“They were smashing [urchins] and poisoning them, and the state actually asked us to go diving to control them,” recalled Pete Halmay, a veteran urchin diver who says that he has logged some 20,000 dives in the local “urchin gardens” since the 1970s and that the red sea urchin population has been stable for years. “Now we’re being told we need to stop for the benefit of the ecosystem. The urchins are just going to eat their way out of the kelp beds again.”
But Fish and Game marine biologist Pete Kalvass isn’t convinced that a halt on urchin harvest will wreak devastation on the kelp forests. Kalvass attributes the 1950s kelp crash to the growing human population and resulting water pollution of the era. Kalvass adds that two closures on urchin collection along California’s north coast, now in their 20th year, have not resulted in ruinous population growth of sea urchins or “kelp barrens.” Greg Helms, manager of conservation with Ocean Conservancy, also believes that marine life will manage without the presence of urchin divers.

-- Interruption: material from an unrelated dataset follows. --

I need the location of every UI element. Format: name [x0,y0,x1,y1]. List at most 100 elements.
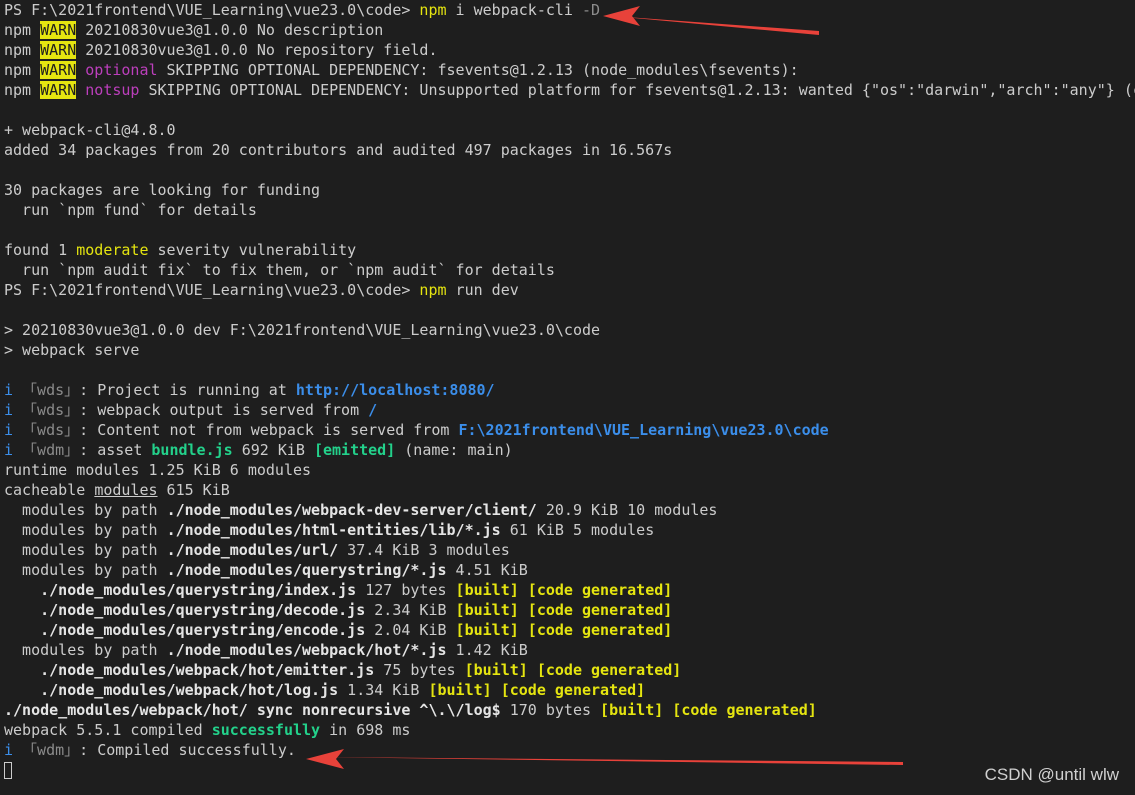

“Marine protected areas will allow big sheephead and lobster to thrive, and these animals will act as predators upon the urchins. Divers aren’t a required part of the ecosystem.”

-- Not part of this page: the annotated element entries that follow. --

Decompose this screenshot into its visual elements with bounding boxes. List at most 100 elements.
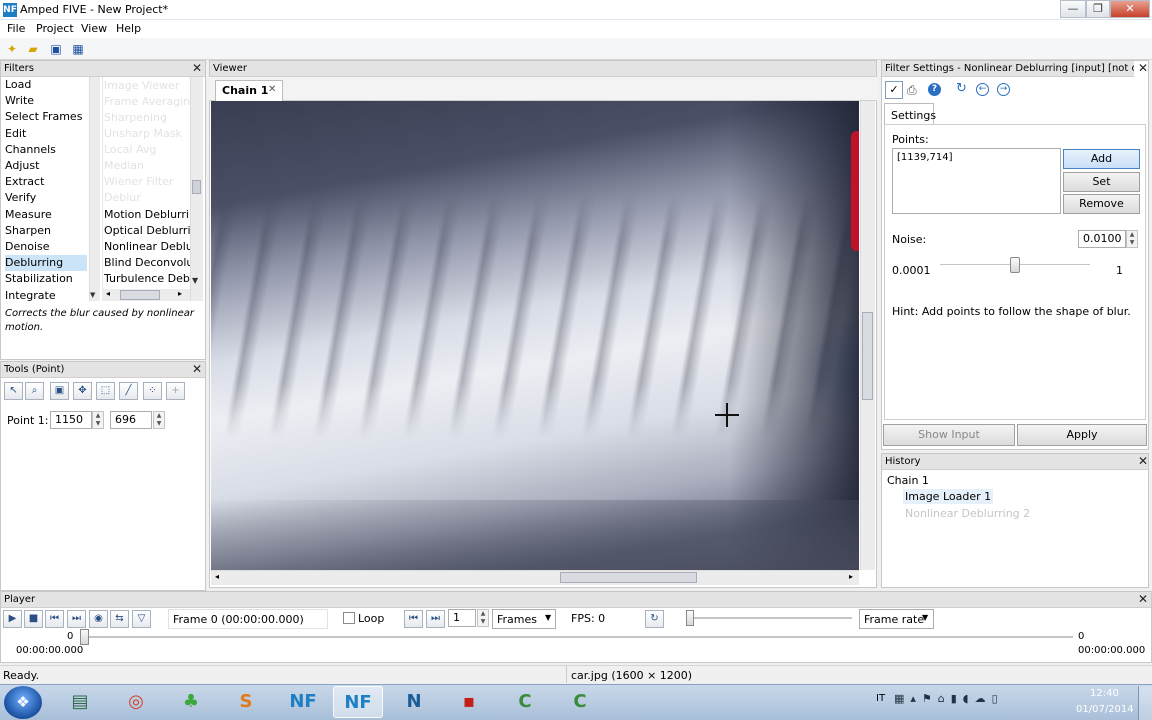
help-icon[interactable]: ? xyxy=(928,83,941,96)
filter-category-measure[interactable]: Measure xyxy=(5,207,87,223)
enable-checkbox-icon[interactable]: ✓ xyxy=(885,81,903,99)
timeline-thumb[interactable] xyxy=(80,629,89,645)
save-as-icon[interactable]: ▦ xyxy=(70,41,86,57)
clock-date[interactable]: 01/07/2014 xyxy=(1076,704,1134,715)
rate-slider-thumb[interactable] xyxy=(686,610,694,626)
scroll-down-icon[interactable]: ▼ xyxy=(192,276,198,285)
prev-step-icon[interactable]: ⏮ xyxy=(404,610,423,628)
filter-funnel-icon[interactable]: ▽ xyxy=(132,610,151,628)
add-point-button[interactable]: Add xyxy=(1063,149,1140,169)
filter-category-integrate[interactable]: Integrate xyxy=(5,288,87,304)
save-icon[interactable]: ▣ xyxy=(48,41,64,57)
rectangle-tool-icon[interactable]: ⬚ xyxy=(96,382,115,400)
menu-help[interactable]: Help xyxy=(116,22,141,35)
filter-category-load[interactable]: Load xyxy=(5,77,87,93)
player-close-icon[interactable]: ✕ xyxy=(1138,592,1148,606)
sub-filter-motion-deblurring[interactable]: Motion Deblurring xyxy=(104,207,190,223)
apply-button[interactable]: Apply xyxy=(1017,424,1147,446)
refresh-icon[interactable]: ↻ xyxy=(645,610,664,628)
tools-close-icon[interactable]: ✕ xyxy=(192,362,202,376)
last-frame-icon[interactable]: ⏭ xyxy=(67,610,86,628)
categories-scrollbar[interactable] xyxy=(89,77,100,301)
timeline-track[interactable] xyxy=(85,636,1073,638)
viewer-image[interactable] xyxy=(211,101,859,570)
filter-settings-close-icon[interactable]: ✕ xyxy=(1138,61,1148,75)
noise-slider-thumb[interactable] xyxy=(1010,257,1020,273)
reset-icon[interactable]: ↻ xyxy=(956,81,967,96)
history-item-nonlinear-deblurring[interactable]: Nonlinear Deblurring 2 xyxy=(905,507,1030,520)
line-tool-icon[interactable]: ╱ xyxy=(119,382,138,400)
viewer-scroll-right-icon[interactable]: ▸ xyxy=(849,572,853,581)
menu-view[interactable]: View xyxy=(81,22,107,35)
pdf-icon[interactable]: ▪ xyxy=(444,686,494,718)
crosshair-tool-icon[interactable]: + xyxy=(166,382,185,400)
point-x-input[interactable]: 1150 xyxy=(50,411,92,429)
point-y-input[interactable]: 696 xyxy=(110,411,152,429)
filter-category-select-frames[interactable]: Select Frames xyxy=(5,109,87,125)
amped-alt-icon[interactable]: N xyxy=(389,686,439,718)
show-input-button[interactable]: Show Input xyxy=(883,424,1015,446)
zoom-tool-icon[interactable]: ⌕ xyxy=(25,382,44,400)
amped-active-icon[interactable]: NF xyxy=(333,686,383,718)
camtasia-icon[interactable]: C xyxy=(500,686,550,718)
open-folder-icon[interactable]: ▰ xyxy=(25,41,41,57)
points-tool-icon[interactable]: ⁘ xyxy=(143,382,162,400)
scroll-thumb[interactable] xyxy=(192,180,201,194)
sublime-icon[interactable]: S xyxy=(221,686,271,718)
rate-select[interactable]: Frame rate ▼ xyxy=(859,609,934,629)
filter-tool-icon[interactable]: ⎙ xyxy=(907,83,917,98)
camera-icon[interactable]: ◉ xyxy=(89,610,108,628)
unit-select[interactable]: Frames ▼ xyxy=(492,609,556,629)
history-chain[interactable]: Chain 1 xyxy=(887,474,929,487)
tab-settings[interactable]: Settings xyxy=(884,103,936,125)
tray-icons[interactable]: ▦▴⚑⌂▮◖☁▯ xyxy=(894,692,1004,705)
monitor-tool-icon[interactable]: ▣ xyxy=(50,382,69,400)
explorer-icon[interactable]: ▤ xyxy=(55,686,105,718)
filter-category-stabilization[interactable]: Stabilization xyxy=(5,271,87,287)
filter-category-verify[interactable]: Verify xyxy=(5,190,87,206)
noise-spinner[interactable]: ▲ ▼ xyxy=(1126,230,1138,248)
close-window-button[interactable]: ✕ xyxy=(1110,0,1150,18)
pan-tool-icon[interactable]: ✥ xyxy=(73,382,92,400)
sub-filter-optical-deblurring[interactable]: Optical Deblurring xyxy=(104,223,190,239)
chrome-icon[interactable]: ◎ xyxy=(111,686,161,718)
play-icon[interactable]: ▶ xyxy=(3,610,22,628)
history-item-image-loader[interactable]: Image Loader 1 xyxy=(903,489,994,504)
language-indicator[interactable]: IT xyxy=(876,693,885,704)
point-x-spinner[interactable]: ▲ ▼ xyxy=(92,411,104,429)
menu-project[interactable]: Project xyxy=(36,22,74,35)
new-project-icon[interactable]: ✦ xyxy=(4,41,20,57)
point-y-spinner[interactable]: ▲ ▼ xyxy=(153,411,165,429)
filter-category-deblurring[interactable]: Deblurring xyxy=(5,255,87,272)
stop-icon[interactable]: ■ xyxy=(24,610,43,628)
history-close-icon[interactable]: ✕ xyxy=(1138,454,1148,468)
hscroll-thumb[interactable] xyxy=(120,290,160,300)
viewer-vscroll-thumb[interactable] xyxy=(862,312,873,400)
camtasia-recorder-icon[interactable]: C xyxy=(555,686,605,718)
viewer-hscroll-thumb[interactable] xyxy=(560,572,697,583)
viewer-scroll-left-icon[interactable]: ◂ xyxy=(215,572,219,581)
tab-close-icon[interactable]: ✕ xyxy=(268,84,276,95)
scroll-right-icon[interactable]: ▸ xyxy=(178,289,182,298)
filters-close-icon[interactable]: ✕ xyxy=(192,61,202,75)
show-desktop-button[interactable] xyxy=(1138,686,1152,720)
first-frame-icon[interactable]: ⏮ xyxy=(45,610,64,628)
pointer-tool-icon[interactable]: ↖ xyxy=(4,382,23,400)
previous-icon[interactable]: ← xyxy=(976,83,989,96)
rate-slider-track[interactable] xyxy=(690,617,852,619)
sub-filter-nonlinear-deblurring[interactable]: Nonlinear Deblurring xyxy=(104,239,190,255)
viewer-hscroll[interactable] xyxy=(211,570,859,585)
step-spinner[interactable]: ▲ ▼ xyxy=(477,609,489,627)
clover-icon[interactable]: ♣ xyxy=(166,686,216,718)
set-point-button[interactable]: Set xyxy=(1063,172,1140,192)
remove-point-button[interactable]: Remove xyxy=(1063,194,1140,214)
filter-category-adjust[interactable]: Adjust xyxy=(5,158,87,174)
scroll-left-icon[interactable]: ◂ xyxy=(106,289,110,298)
amped-icon[interactable]: NF xyxy=(278,686,328,718)
clock-time[interactable]: 12:40 xyxy=(1090,688,1119,699)
filter-category-edit[interactable]: Edit xyxy=(5,126,87,142)
filter-category-sharpen[interactable]: Sharpen xyxy=(5,223,87,239)
filter-category-extract[interactable]: Extract xyxy=(5,174,87,190)
noise-input[interactable]: 0.0100 xyxy=(1078,230,1126,248)
sub-filter-turbulence-deblurring[interactable]: Turbulence Deblurring xyxy=(104,271,190,287)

The protection act will ultimately leave about 80 percent of the state’s coastline accessible and fully open to use, but fishermen say that figure blankets the fact that harvest closures are likely to occur disproportionately in the productive habitat crucial to their professions. Matt Edwards, associate professor of biology at San Diego State University, believes that economic impacts will be temporary.
“There might be impacts on the fishermen in the form of lower catches and profits in the short term, but in the long term we’re trying to sustain these fisheries and populations.”
After all, says San Diego Coastkeeper’s Hanley, fishing regulations are not working.
“We saw a total collapse and closure of the rockfish fishery in the 1990s,” she says. “This idea of the foxes regulating themselves and guarding the henhouse doesn’t work.”
Department of Fish and Game sources expect the protection act’s south-coast phase to be finalized by June 2010. Until then, the process welcomes public input to aid the stakeholders as they draw up the first rough proposals and attempt to meet the act’s objectives of preserving ecosystem integrity while minimizing effects on commercial and recreational use of the ocean. A pair of public meetings will be held at the Holiday Inn San Diego on the Bay on January 13 and 14. The podium will be open to all, and Spanish-speaking translators will be available, say protection act spokespeople.
For many, the protection act process may seem drastic and even unnecessary.
“Some of these reserves are going to put the water off-limits to all people but the scientists themselves,” says Captain Green. “I just want my kids and grandkids to be able to enjoy the water and the fish the way I have.”
But Hanley is confident that future generations will appreciate the work now being done.
“People thought Teddy Roosevelt was nuts for designating 5 percent of the United States to wilderness areas. I’m hoping that 100 years from now people will look back and say, ‘Thank goodness we preserved these marine areas. Look at what we have now.’ ”
Upcoming public meetings: January 13, 9:30 a.m. to 5:30 p.m., and January 14, 8:00 a.m. to 3:30 p.m., Holiday Inn San Diego on the Bay, 1355 North Harbor Drive.